A few weeks ago we had a major crash that was caused by a bad install. I wiped the machine and reinstalled the OS (Windows Server 2003). At first everything appeared to be fine.
We are using:
2 x 4 core 2.33 GHz Xeon E5345
Intel s5000XVN motherboard
ATI Radeon x300 Video
The machine is used primarily as a workstation for research data extraction and analysis using SQL Server 2005.
The problem is a query would run for close to 10-minutes and the system would hang. There would be a complete freeze-up of the system. A NMI was not thrown - no errors were thrown. I believe this pointed to hardware.

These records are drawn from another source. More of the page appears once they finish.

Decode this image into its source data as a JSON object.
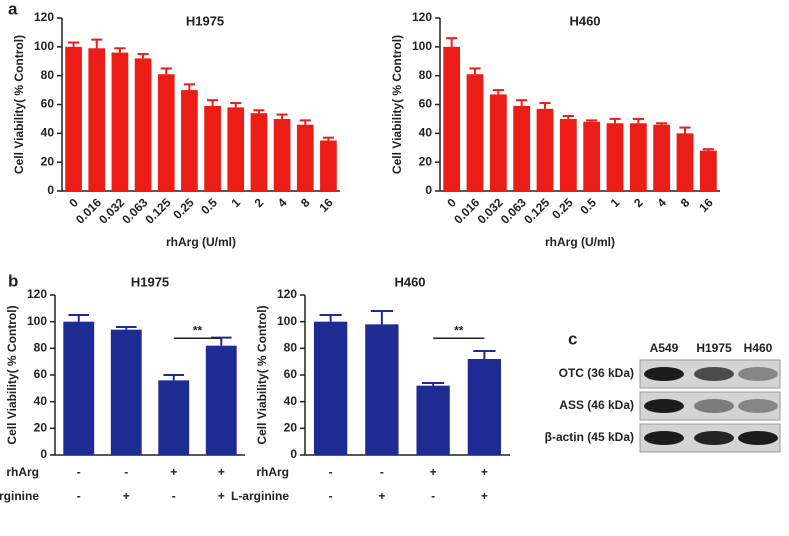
{
  "chart_data": [
    {
      "type": "bar",
      "panel_label": "a",
      "title": "H1975",
      "x_label": "rhArg (U/ml)",
      "y_label": "Cell Viability( % Control)",
      "categories": [
        "0",
        "0.016",
        "0.032",
        "0.063",
        "0.125",
        "0.25",
        "0.5",
        "1",
        "2",
        "4",
        "8",
        "16"
      ],
      "values": [
        100,
        99,
        96,
        92,
        81,
        70,
        59,
        58,
        54,
        50,
        46,
        35
      ],
      "errors": [
        3,
        6,
        3,
        3,
        4,
        4,
        4,
        3,
        2,
        3,
        3,
        2
      ],
      "color": "#ec1c17",
      "ylim": [
        0,
        120
      ],
      "yticks": [
        0,
        20,
        40,
        60,
        80,
        100,
        120
      ]
    },
    {
      "type": "bar",
      "title": "H460",
      "x_label": "rhArg (U/ml)",
      "y_label": "Cell Viability( % Control)",
      "categories": [
        "0",
        "0.016",
        "0.032",
        "0.063",
        "0.125",
        "0.25",
        "0.5",
        "1",
        "2",
        "4",
        "8",
        "16"
      ],
      "values": [
        100,
        81,
        67,
        59,
        57,
        50,
        48,
        47,
        47,
        46,
        40,
        28
      ],
      "errors": [
        6,
        4,
        3,
        4,
        4,
        2,
        1,
        3,
        3,
        1,
        4,
        1
      ],
      "color": "#ec1c17",
      "ylim": [
        0,
        120
      ],
      "yticks": [
        0,
        20,
        40,
        60,
        80,
        100,
        120
      ]
    },
    {
      "type": "bar",
      "panel_label": "b",
      "title": "H1975",
      "y_label": "Cell Viability( % Control)",
      "values": [
        100,
        94,
        56,
        82
      ],
      "errors": [
        5,
        2,
        4,
        6
      ],
      "conditions": [
        {
          "name": "rhArg",
          "labels": [
            "-",
            "-",
            "+",
            "+"
          ]
        },
        {
          "name": "L-arginine",
          "labels": [
            "-",
            "+",
            "-",
            "+"
          ]
        }
      ],
      "annotation": "**",
      "color": "#1e2b93",
      "ylim": [
        0,
        120
      ],
      "yticks": [
        0,
        20,
        40,
        60,
        80,
        100,
        120
      ]
    },
    {
      "type": "bar",
      "title": "H460",
      "y_label": "Cell Viability( % Control)",
      "values": [
        100,
        98,
        52,
        72
      ],
      "errors": [
        5,
        10,
        2,
        6
      ],
      "conditions": [
        {
          "name": "rhArg",
          "labels": [
            "-",
            "-",
            "+",
            "+"
          ]
        },
        {
          "name": "L-arginine",
          "labels": [
            "-",
            "+",
            "-",
            "+"
          ]
        }
      ],
      "annotation": "**",
      "color": "#1e2b93",
      "ylim": [
        0,
        120
      ],
      "yticks": [
        0,
        20,
        40,
        60,
        80,
        100,
        120
      ]
    }
  ],
  "blot": {
    "panel_label": "c",
    "lanes": [
      "A549",
      "H1975",
      "H460"
    ],
    "rows": [
      "OTC (36 kDa)",
      "ASS (46 kDa)",
      "β-actin (45 kDa)"
    ]
  }
}
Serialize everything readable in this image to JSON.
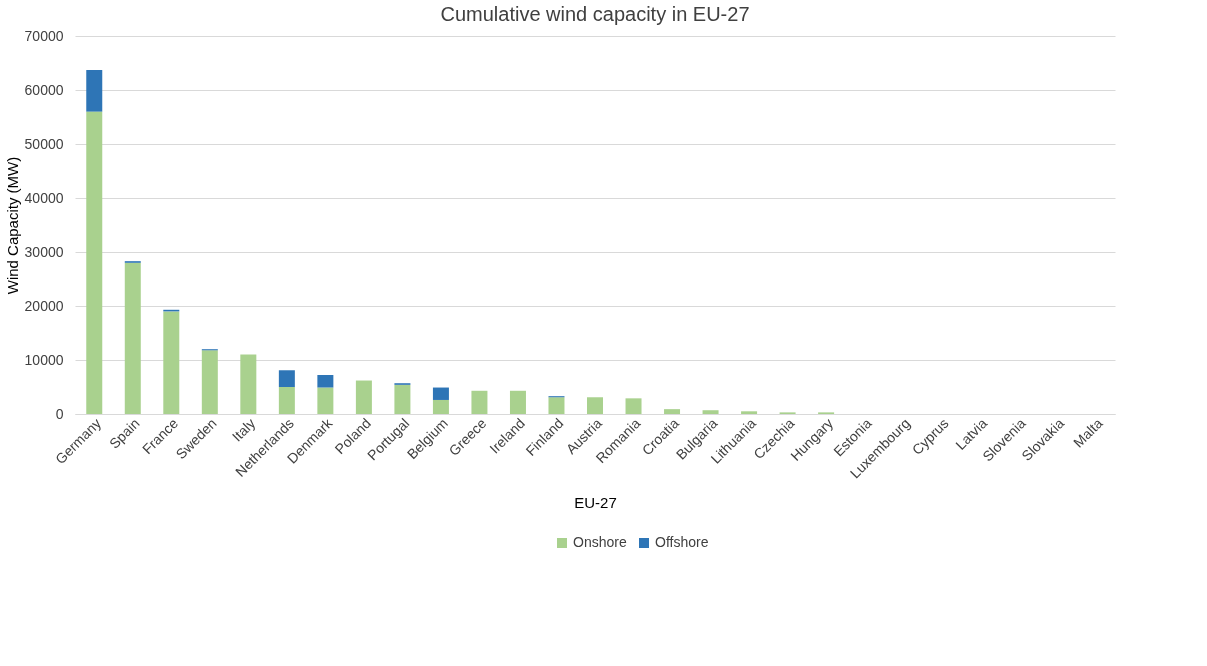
{
  "chart_data": {
    "type": "bar",
    "stacked": true,
    "title": "Cumulative wind capacity in EU-27",
    "xlabel": "EU-27",
    "ylabel": "Wind Capacity (MW)",
    "categories": [
      "Germany",
      "Spain",
      "France",
      "Sweden",
      "Italy",
      "Netherlands",
      "Denmark",
      "Poland",
      "Portugal",
      "Belgium",
      "Greece",
      "Ireland",
      "Finland",
      "Austria",
      "Romania",
      "Croatia",
      "Bulgaria",
      "Lithuania",
      "Czechia",
      "Hungary",
      "Estonia",
      "Luxembourg",
      "Cyprus",
      "Latvia",
      "Slovenia",
      "Slovakia",
      "Malta"
    ],
    "series": [
      {
        "name": "Onshore",
        "color": "#a9d18e",
        "values": [
          56000,
          28000,
          19000,
          11800,
          11000,
          5000,
          4900,
          6200,
          5400,
          2600,
          4300,
          4300,
          3100,
          3100,
          2900,
          900,
          700,
          500,
          300,
          300,
          0,
          0,
          0,
          0,
          0,
          0,
          0
        ]
      },
      {
        "name": "Offshore",
        "color": "#2e75b6",
        "values": [
          7700,
          300,
          300,
          200,
          0,
          3100,
          2300,
          0,
          300,
          2300,
          0,
          0,
          200,
          0,
          0,
          0,
          0,
          0,
          0,
          0,
          0,
          0,
          0,
          0,
          0,
          0,
          0
        ]
      }
    ],
    "ylim": [
      0,
      70000
    ],
    "yticks": [
      0,
      10000,
      20000,
      30000,
      40000,
      50000,
      60000,
      70000
    ],
    "grid": "y",
    "legend": "bottom"
  }
}
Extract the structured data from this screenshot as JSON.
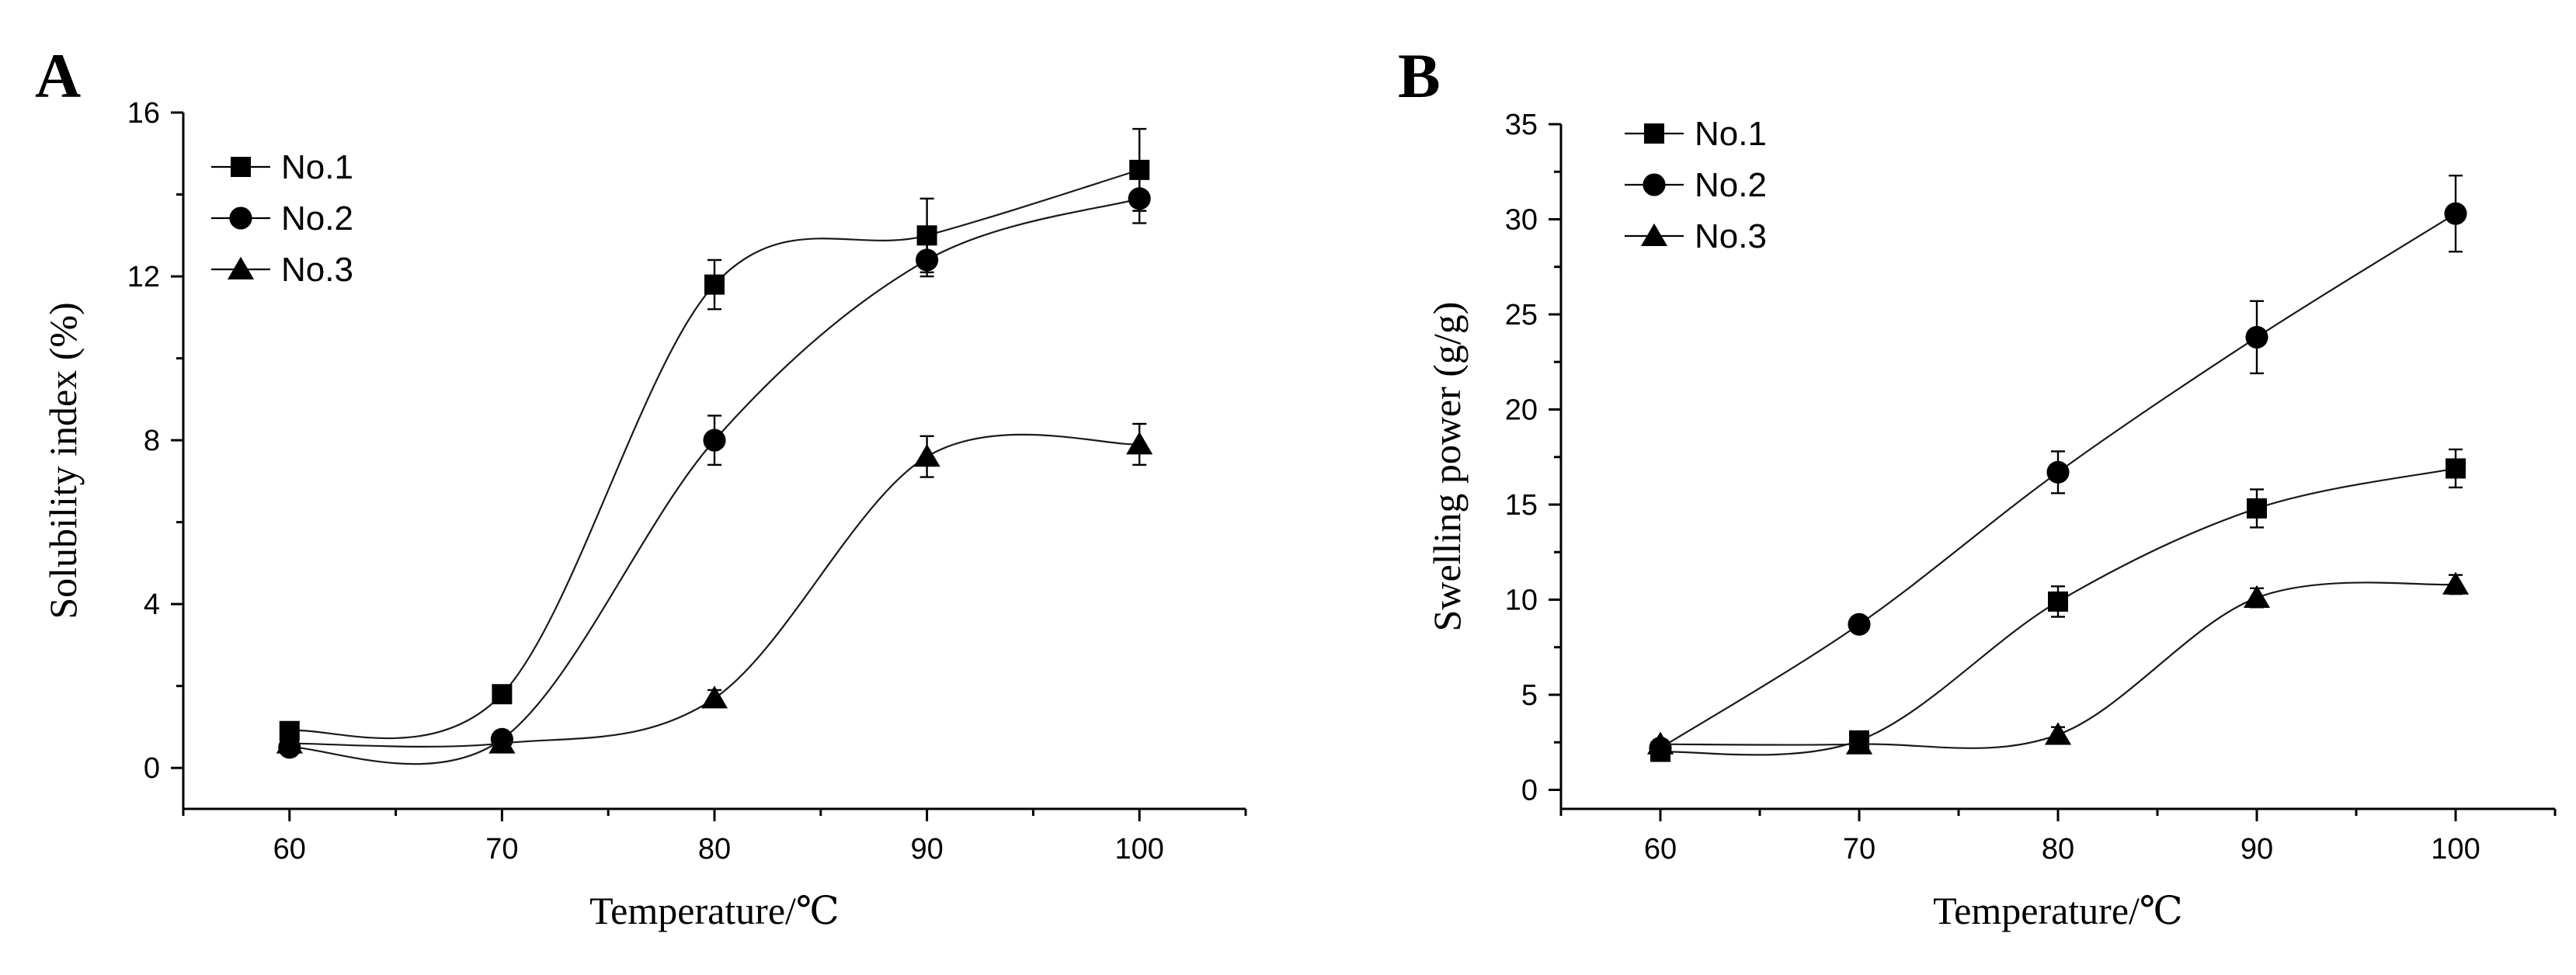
{
  "chart_data": [
    {
      "type": "line",
      "panel_label": "A",
      "title": "",
      "xlabel": "Temperature/℃",
      "ylabel": "Solubility index (%)",
      "xlim": [
        55,
        105
      ],
      "ylim": [
        -1,
        16
      ],
      "xticks": [
        60,
        70,
        80,
        90,
        100
      ],
      "yticks": [
        0,
        4,
        8,
        12,
        16
      ],
      "legend_position": "top-left",
      "x": [
        60,
        70,
        80,
        90,
        100
      ],
      "series": [
        {
          "name": "No.1",
          "marker": "square",
          "values": [
            0.9,
            1.8,
            11.8,
            13.0,
            14.6
          ],
          "errors": [
            0.2,
            0.2,
            0.6,
            0.9,
            1.0
          ]
        },
        {
          "name": "No.2",
          "marker": "circle",
          "values": [
            0.5,
            0.7,
            8.0,
            12.4,
            13.9
          ],
          "errors": [
            0.1,
            0.2,
            0.6,
            0.4,
            0.6
          ]
        },
        {
          "name": "No.3",
          "marker": "triangle",
          "values": [
            0.6,
            0.6,
            1.7,
            7.6,
            7.9
          ],
          "errors": [
            0.1,
            0.1,
            0.2,
            0.5,
            0.5
          ]
        }
      ]
    },
    {
      "type": "line",
      "panel_label": "B",
      "title": "",
      "xlabel": "Temperature/℃",
      "ylabel": "Swelling power (g/g)",
      "xlim": [
        55,
        105
      ],
      "ylim": [
        -1,
        35
      ],
      "xticks": [
        60,
        70,
        80,
        90,
        100
      ],
      "yticks": [
        0,
        5,
        10,
        15,
        20,
        25,
        30,
        35
      ],
      "legend_position": "top-left",
      "x": [
        60,
        70,
        80,
        90,
        100
      ],
      "series": [
        {
          "name": "No.1",
          "marker": "square",
          "values": [
            2.0,
            2.6,
            9.9,
            14.8,
            16.9
          ],
          "errors": [
            0.2,
            0.2,
            0.8,
            1.0,
            1.0
          ]
        },
        {
          "name": "No.2",
          "marker": "circle",
          "values": [
            2.2,
            8.7,
            16.7,
            23.8,
            30.3
          ],
          "errors": [
            0.2,
            0.3,
            1.1,
            1.9,
            2.0
          ]
        },
        {
          "name": "No.3",
          "marker": "triangle",
          "values": [
            2.4,
            2.4,
            2.9,
            10.1,
            10.8
          ],
          "errors": [
            0.2,
            0.2,
            0.4,
            0.5,
            0.5
          ]
        }
      ]
    }
  ]
}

I first flashed the BIOS and updated the firmware. I then tested the RAM using Memtest86+ -- and the RAM tested out fine. I swapped video cards and seemed to fix the problem as I was now not having any freezes during the running of queries.
Yesterday the system started hanging again, so I started checking the OS. The event log had some errors with regards to WMIxWDM. I checked a number of forums which recommended flashing the BIOS, and checking for driver conflicts. I proceeded to remove any unneeded drivers that may cause conflict and updated all the drivers I could. My errors in the Event Log disappeared; however, my system hanging has not, and now it hangs at the 20-minute mark.
So I am essentially at a loss. The RAM tested out, so I cannot see it being that. The power supply has not given me any indication that it is failing - no odors and all voltages look good (HWiNFO32). The temperature of each of the cores is stable between 36C - 46C (98.6F to 114.8F). The RAM I think is a bit hot - 93.5C to 108.5C (200.3F to 227.3F). The main board is around 40C (100F). Other than that - the Hard Drives are running on a hardware SAS raid and seem to have no issues.
Any ideas would be of great help. I am running out of things to try - other than telling the bosses they need a new machine.